By then we were past the last aid station, Homestretch, with only two miles to the finish. I risked a few glances behind me when the road offered a long view and didn't see anyone else sneaking up, so now it really did seem as though I was locked into my current position, whatever it was. It also seemed certain I was definitely outside the age group hardware now, but nothing I could do about that anymore. So I just kept chugging along and in no time was coming into Dayton with the park and finish line just ahead (amazing how much faster that road stretch goes by when you actually run it). For the first time all day I switched the screen on my Garmin to display my total elapsed time and saw it just clicking over to 2:10. Sonofabitch! Of course, that's much faster than I expected to run, but I immediately started thinking about where I could've shaved time (by, say, not falling four times) and come in under 2:10. But, again, nothing to do about it at this point so I continued pushing to the finish. As I came into the park I immediately saw/heard Ryan and his four daughters cheering for me and pushed across the line in 2:11:49. Final check of the results put me at 7th overall and 5th in my age group. Being in your 30s sucks sometimes!
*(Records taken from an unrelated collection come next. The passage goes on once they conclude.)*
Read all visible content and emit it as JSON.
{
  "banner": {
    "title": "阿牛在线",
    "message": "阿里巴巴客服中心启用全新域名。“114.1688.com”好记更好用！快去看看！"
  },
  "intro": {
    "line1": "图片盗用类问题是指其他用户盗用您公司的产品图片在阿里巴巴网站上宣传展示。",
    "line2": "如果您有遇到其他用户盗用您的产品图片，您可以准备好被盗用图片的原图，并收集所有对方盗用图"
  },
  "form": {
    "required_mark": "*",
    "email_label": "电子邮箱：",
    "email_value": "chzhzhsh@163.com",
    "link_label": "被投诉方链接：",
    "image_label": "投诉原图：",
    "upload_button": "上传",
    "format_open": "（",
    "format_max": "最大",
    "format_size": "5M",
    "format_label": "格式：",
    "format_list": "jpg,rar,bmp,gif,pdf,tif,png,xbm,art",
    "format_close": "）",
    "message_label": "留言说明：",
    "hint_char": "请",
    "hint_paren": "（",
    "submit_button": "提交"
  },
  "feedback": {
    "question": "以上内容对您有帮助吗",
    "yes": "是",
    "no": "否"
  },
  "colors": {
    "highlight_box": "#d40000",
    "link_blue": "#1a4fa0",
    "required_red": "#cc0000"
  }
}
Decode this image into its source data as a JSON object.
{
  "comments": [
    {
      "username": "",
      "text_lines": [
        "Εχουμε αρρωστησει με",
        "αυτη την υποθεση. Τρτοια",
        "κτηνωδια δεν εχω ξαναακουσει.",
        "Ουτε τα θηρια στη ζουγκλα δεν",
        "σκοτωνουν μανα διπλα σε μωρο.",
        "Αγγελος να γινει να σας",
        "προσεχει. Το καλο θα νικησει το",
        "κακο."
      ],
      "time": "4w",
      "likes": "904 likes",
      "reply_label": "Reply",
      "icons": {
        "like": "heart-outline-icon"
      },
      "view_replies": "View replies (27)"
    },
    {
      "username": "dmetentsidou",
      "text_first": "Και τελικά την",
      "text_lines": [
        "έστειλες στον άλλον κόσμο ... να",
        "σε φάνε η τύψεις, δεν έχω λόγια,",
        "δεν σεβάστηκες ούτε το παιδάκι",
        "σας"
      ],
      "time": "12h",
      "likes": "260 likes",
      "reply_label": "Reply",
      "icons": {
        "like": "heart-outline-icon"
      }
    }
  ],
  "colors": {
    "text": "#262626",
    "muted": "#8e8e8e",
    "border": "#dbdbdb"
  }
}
Okay, so I won't lie and say I'm not disappointed that I didn't get to bring home one of those big ass Bighorn river rock age group awards, but you can't really complain too much about coming in 9 minutes under your stretch goal time. Other than getting up close and personal with the trail more times than I would've liked, the race really couldn't have gone much better for me. I feel like, for the first time, I've really experienced what it's like to race with less weight. I'm fairly convinced that there is no way I could've run this race this fast 26 pounds ago. I'm happy with how things went and even more excited now about the rest of my Leadville training.
I would be remiss if I didn't mention Ryan's race here briefly. As mentioned before, he was gunning for the course record, which was 1:59. Ryan is in phenomenal shape this year and I suspected he'd give it a run for its money. Well, he did that and more, finishing in 1:57. But, turns out last year's winner was in phenomenal shape too as he ran a 1:56. Sonofabitch! It was a fast day at the Bighorn 30K!